THE average Australian household stands to reap $3800 a year from access to superfast broadband by 2020, new research to be released by Labor today shows.
SCROLL DOWN TO READ THE REPORT
Deputy Prime Minister Anthony Albanese will be in Launceston today spruiking the benefits of the National Broadband Network and warning the Liberal Party will halt the rollout in Tasmania.
He will launch the results of a Deloitte Access Economics study analysing the financial and practical impacts of being connected to high-speed broadband in a digital economy.
The study looked at 10 different scenarios, from an unemployed student to a single-income couple with two children, and attempted to quantify the benefits of the NBN such as improved communications, e-commerce, online services, employment, increased productivity and travel savings.
The report found evidence that households in difficult circumstances such as needing to find employment, move or return to study, stood to gain the most.

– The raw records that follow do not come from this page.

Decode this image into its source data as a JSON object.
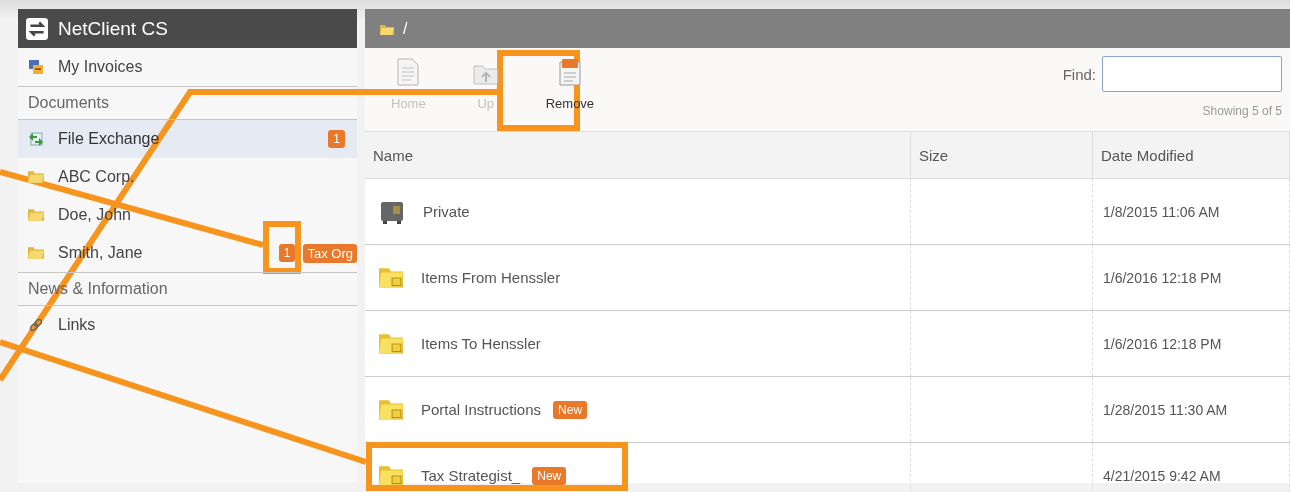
{
  "app": {
    "title": "NetClient CS"
  },
  "sidebar": {
    "items": [
      {
        "kind": "item",
        "label": "My Invoices",
        "selected": false
      },
      {
        "kind": "section",
        "label": "Documents"
      },
      {
        "kind": "item",
        "label": "File Exchange",
        "selected": true,
        "badge": "1"
      },
      {
        "kind": "item",
        "label": "ABC Corp.",
        "selected": false
      },
      {
        "kind": "item",
        "label": "Doe, John",
        "selected": false
      },
      {
        "kind": "item",
        "label": "Smith, Jane",
        "selected": false,
        "badge": "1",
        "tag": "Tax Org"
      },
      {
        "kind": "section",
        "label": "News & Information"
      },
      {
        "kind": "item",
        "label": "Links",
        "selected": false
      }
    ]
  },
  "path": "/",
  "toolbar": [
    {
      "label": "Home",
      "disabled": true
    },
    {
      "label": "Up",
      "disabled": true
    },
    {
      "label": "Remove",
      "disabled": false
    }
  ],
  "find": {
    "label": "Find:"
  },
  "showing": "Showing 5 of 5",
  "table": {
    "columns": [
      "Name",
      "Size",
      "Date Modified"
    ],
    "rows": [
      {
        "name": "Private",
        "date": "1/8/2015 11:06 AM"
      },
      {
        "name": "Items From Henssler",
        "date": "1/6/2016 12:18 PM"
      },
      {
        "name": "Items To Henssler",
        "date": "1/6/2016 12:18 PM"
      },
      {
        "name": "Portal Instructions",
        "date": "1/28/2015 11:30 AM",
        "badge": "New"
      },
      {
        "name": "Tax Strategist_",
        "date": "4/21/2015 9:42 AM",
        "badge": "New"
      }
    ]
  }
}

``This could suggest that broadband has the potential to play a role in improving opportunities for those in society facing disadvantage,'' the report stated.

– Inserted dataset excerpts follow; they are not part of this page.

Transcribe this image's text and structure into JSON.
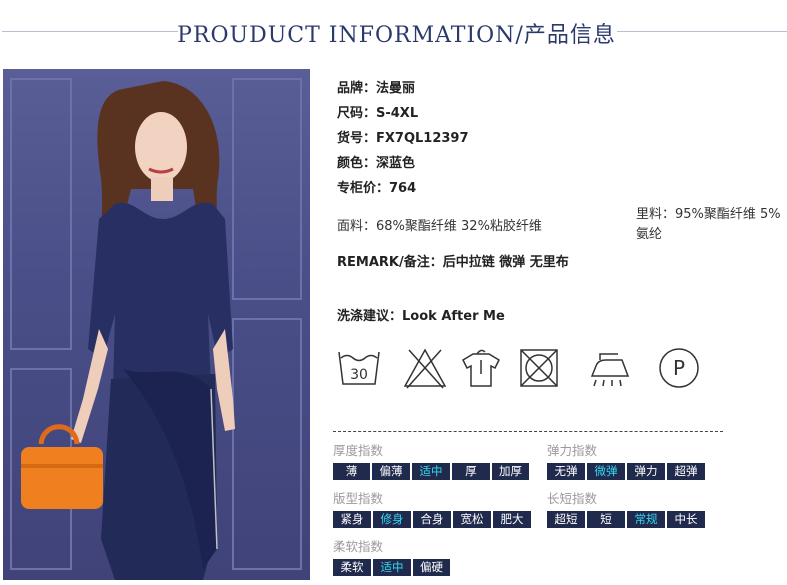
{
  "header": {
    "title": "PROUDUCT INFORMATION/产品信息"
  },
  "specs": {
    "brand": "品牌：法曼丽",
    "size": "尺码：S-4XL",
    "item_no": "货号：FX7QL12397",
    "color": "颜色：深蓝色",
    "price": "专柜价：764",
    "fabric": "面料：68%聚酯纤维 32%粘胶纤维",
    "lining": "里料：95%聚酯纤维 5%氨纶",
    "remark": "REMARK/备注：后中拉链 微弹 无里布",
    "wash": "洗涤建议：Look After Me"
  },
  "care_icons": [
    "wash-30-icon",
    "no-bleach-icon",
    "hang-dry-icon",
    "no-tumble-dry-icon",
    "iron-steam-icon",
    "dry-clean-p-icon"
  ],
  "care_labels": {
    "wash_temp": "30",
    "dry_clean": "P"
  },
  "indices": {
    "thickness": {
      "title": "厚度指数",
      "options": [
        "薄",
        "偏薄",
        "适中",
        "厚",
        "加厚"
      ],
      "selected": "适中"
    },
    "elasticity": {
      "title": "弹力指数",
      "options": [
        "无弹",
        "微弹",
        "弹力",
        "超弹"
      ],
      "selected": "微弹"
    },
    "fit": {
      "title": "版型指数",
      "options": [
        "紧身",
        "修身",
        "合身",
        "宽松",
        "肥大"
      ],
      "selected": "修身"
    },
    "length": {
      "title": "长短指数",
      "options": [
        "超短",
        "短",
        "常规",
        "中长"
      ],
      "selected": "常规"
    },
    "softness": {
      "title": "柔软指数",
      "options": [
        "柔软",
        "适中",
        "偏硬"
      ],
      "selected": "适中"
    }
  },
  "colors": {
    "accent": "#33d8f4",
    "chip_bg": "#202a4c",
    "title": "#2b3a6b"
  }
}
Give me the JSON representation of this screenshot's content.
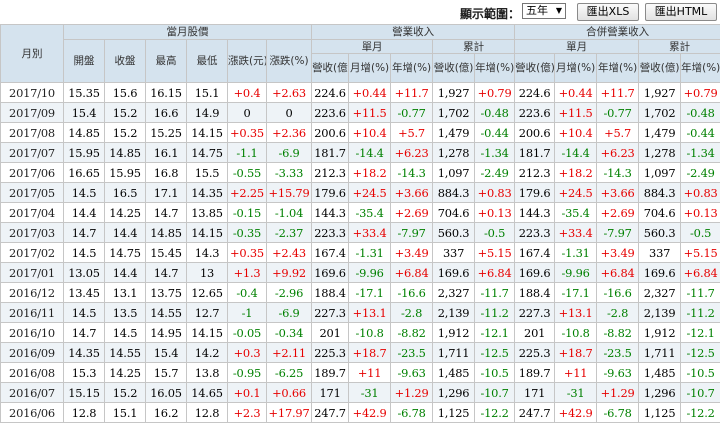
{
  "toolbar": {
    "range_label": "顯示範圍：",
    "range_value": "五年",
    "xls_button": "匯出XLS",
    "html_button": "匯出HTML"
  },
  "headers": {
    "month": "月別",
    "price_group": "當月股價",
    "revenue_group": "營業收入",
    "consolidated_group": "合併營業收入",
    "single_month": "單月",
    "cumulative": "累計",
    "open": "開盤",
    "close": "收盤",
    "high": "最高",
    "low": "最低",
    "change_yuan": "漲跌(元)",
    "change_pct": "漲跌(%)",
    "revenue": "營收(億)",
    "mom": "月增(%)",
    "yoy": "年增(%)"
  },
  "colors": {
    "header_bg": "#d5e3ee",
    "positive": "#e60000",
    "negative": "#008000"
  },
  "rows": [
    [
      "2017/10",
      "15.35",
      "15.6",
      "16.15",
      "15.1",
      "+0.4",
      "+2.63",
      "224.6",
      "+0.44",
      "+11.7",
      "1,927",
      "+0.79",
      "224.6",
      "+0.44",
      "+11.7",
      "1,927",
      "+0.79"
    ],
    [
      "2017/09",
      "15.4",
      "15.2",
      "16.6",
      "14.9",
      "0",
      "0",
      "223.6",
      "+11.5",
      "-0.77",
      "1,702",
      "-0.48",
      "223.6",
      "+11.5",
      "-0.77",
      "1,702",
      "-0.48"
    ],
    [
      "2017/08",
      "14.85",
      "15.2",
      "15.25",
      "14.15",
      "+0.35",
      "+2.36",
      "200.6",
      "+10.4",
      "+5.7",
      "1,479",
      "-0.44",
      "200.6",
      "+10.4",
      "+5.7",
      "1,479",
      "-0.44"
    ],
    [
      "2017/07",
      "15.95",
      "14.85",
      "16.1",
      "14.75",
      "-1.1",
      "-6.9",
      "181.7",
      "-14.4",
      "+6.23",
      "1,278",
      "-1.34",
      "181.7",
      "-14.4",
      "+6.23",
      "1,278",
      "-1.34"
    ],
    [
      "2017/06",
      "16.65",
      "15.95",
      "16.8",
      "15.5",
      "-0.55",
      "-3.33",
      "212.3",
      "+18.2",
      "-14.3",
      "1,097",
      "-2.49",
      "212.3",
      "+18.2",
      "-14.3",
      "1,097",
      "-2.49"
    ],
    [
      "2017/05",
      "14.5",
      "16.5",
      "17.1",
      "14.35",
      "+2.25",
      "+15.79",
      "179.6",
      "+24.5",
      "+3.66",
      "884.3",
      "+0.83",
      "179.6",
      "+24.5",
      "+3.66",
      "884.3",
      "+0.83"
    ],
    [
      "2017/04",
      "14.4",
      "14.25",
      "14.7",
      "13.85",
      "-0.15",
      "-1.04",
      "144.3",
      "-35.4",
      "+2.69",
      "704.6",
      "+0.13",
      "144.3",
      "-35.4",
      "+2.69",
      "704.6",
      "+0.13"
    ],
    [
      "2017/03",
      "14.7",
      "14.4",
      "14.85",
      "14.15",
      "-0.35",
      "-2.37",
      "223.3",
      "+33.4",
      "-7.97",
      "560.3",
      "-0.5",
      "223.3",
      "+33.4",
      "-7.97",
      "560.3",
      "-0.5"
    ],
    [
      "2017/02",
      "14.5",
      "14.75",
      "15.45",
      "14.3",
      "+0.35",
      "+2.43",
      "167.4",
      "-1.31",
      "+3.49",
      "337",
      "+5.15",
      "167.4",
      "-1.31",
      "+3.49",
      "337",
      "+5.15"
    ],
    [
      "2017/01",
      "13.05",
      "14.4",
      "14.7",
      "13",
      "+1.3",
      "+9.92",
      "169.6",
      "-9.96",
      "+6.84",
      "169.6",
      "+6.84",
      "169.6",
      "-9.96",
      "+6.84",
      "169.6",
      "+6.84"
    ],
    [
      "2016/12",
      "13.45",
      "13.1",
      "13.75",
      "12.65",
      "-0.4",
      "-2.96",
      "188.4",
      "-17.1",
      "-16.6",
      "2,327",
      "-11.7",
      "188.4",
      "-17.1",
      "-16.6",
      "2,327",
      "-11.7"
    ],
    [
      "2016/11",
      "14.5",
      "13.5",
      "14.55",
      "12.7",
      "-1",
      "-6.9",
      "227.3",
      "+13.1",
      "-2.8",
      "2,139",
      "-11.2",
      "227.3",
      "+13.1",
      "-2.8",
      "2,139",
      "-11.2"
    ],
    [
      "2016/10",
      "14.7",
      "14.5",
      "14.95",
      "14.15",
      "-0.05",
      "-0.34",
      "201",
      "-10.8",
      "-8.82",
      "1,912",
      "-12.1",
      "201",
      "-10.8",
      "-8.82",
      "1,912",
      "-12.1"
    ],
    [
      "2016/09",
      "14.35",
      "14.55",
      "15.4",
      "14.2",
      "+0.3",
      "+2.11",
      "225.3",
      "+18.7",
      "-23.5",
      "1,711",
      "-12.5",
      "225.3",
      "+18.7",
      "-23.5",
      "1,711",
      "-12.5"
    ],
    [
      "2016/08",
      "15.3",
      "14.25",
      "15.7",
      "13.8",
      "-0.95",
      "-6.25",
      "189.7",
      "+11",
      "-9.63",
      "1,485",
      "-10.5",
      "189.7",
      "+11",
      "-9.63",
      "1,485",
      "-10.5"
    ],
    [
      "2016/07",
      "15.15",
      "15.2",
      "16.05",
      "14.65",
      "+0.1",
      "+0.66",
      "171",
      "-31",
      "+1.29",
      "1,296",
      "-10.7",
      "171",
      "-31",
      "+1.29",
      "1,296",
      "-10.7"
    ],
    [
      "2016/06",
      "12.8",
      "15.1",
      "16.2",
      "12.8",
      "+2.3",
      "+17.97",
      "247.7",
      "+42.9",
      "-6.78",
      "1,125",
      "-12.2",
      "247.7",
      "+42.9",
      "-6.78",
      "1,125",
      "-12.2"
    ]
  ]
}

It also found the technology will open up opportunities for people in regional areas to participate in the digital economy.
Selling the national broadband network has been a key plank of Labor's push in Tasmania where the rollout is most advanced.

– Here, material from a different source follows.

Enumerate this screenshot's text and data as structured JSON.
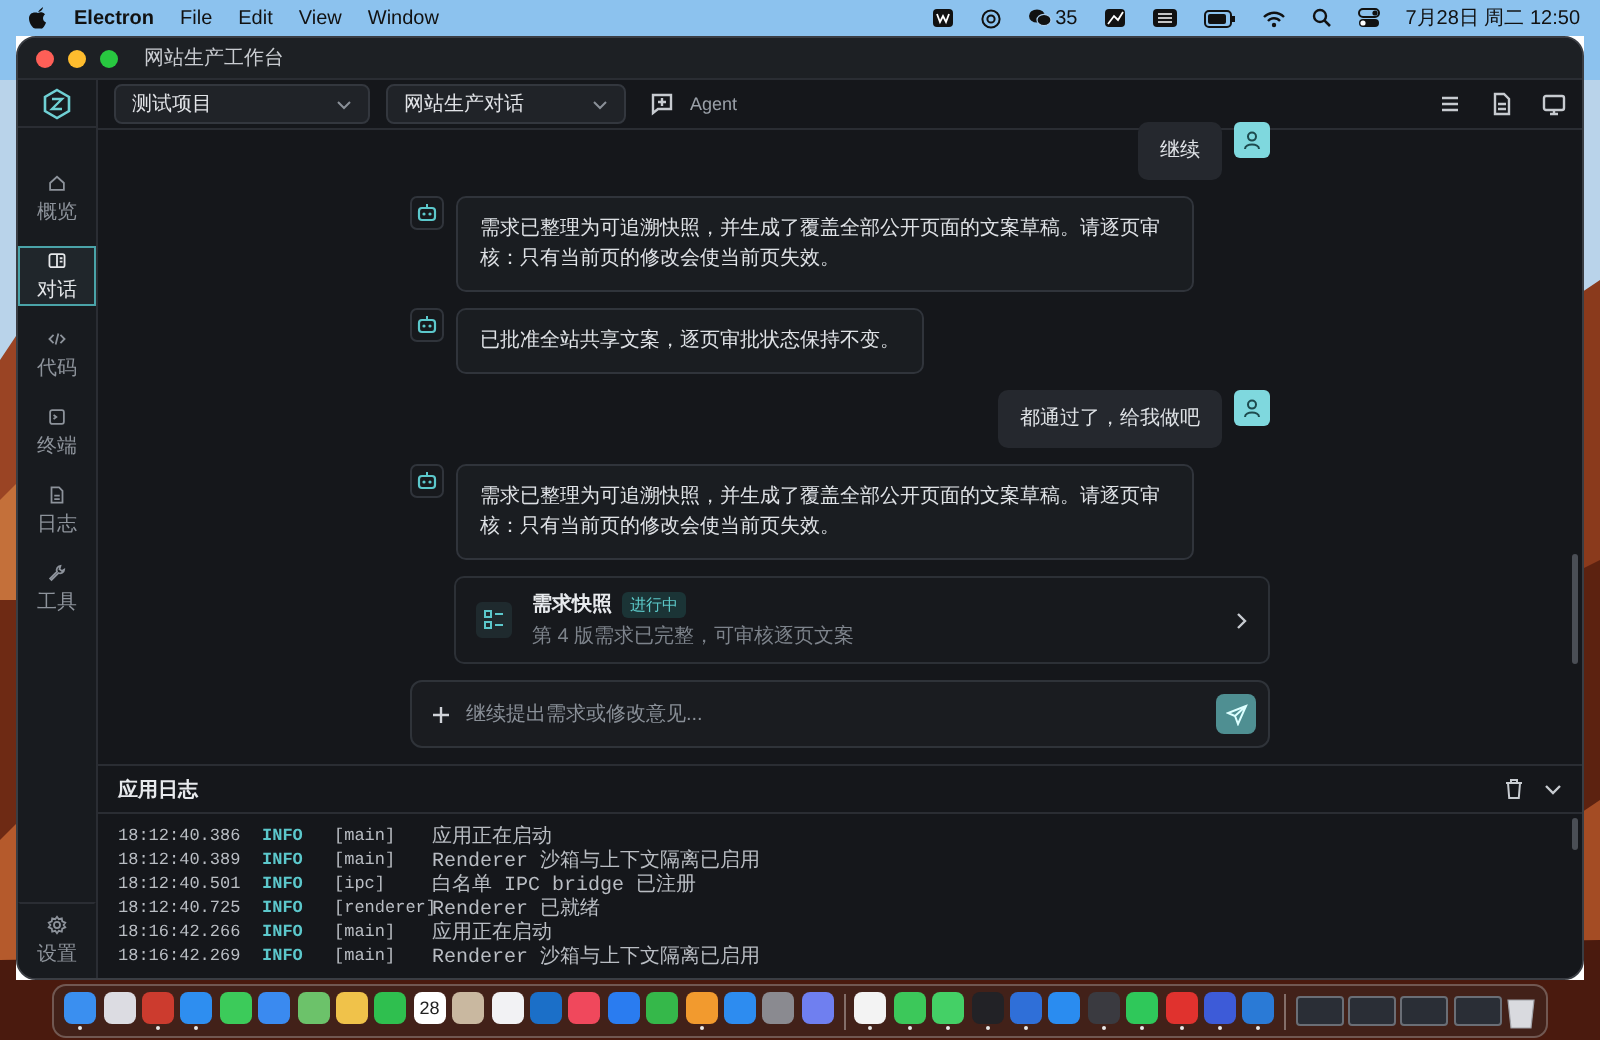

``It is a broadband network that serves our needs now and for decades to come,'' Mr Albanese said.
Labor has repeatedly warned the rollout will cease if a Coalition government is elected dividing the state of ``broadband haves and have-nots''.
The Liberal Party has repeatedly dismissed Labor's attacks with Liberal communications spokesman Malcolm Turnbull confirming a Coalition government would honour all existing contracts.
As NBN Co has already signed off on contracts for the full Tasmanian installation, the original plan should not be affected by who wins on Saturday.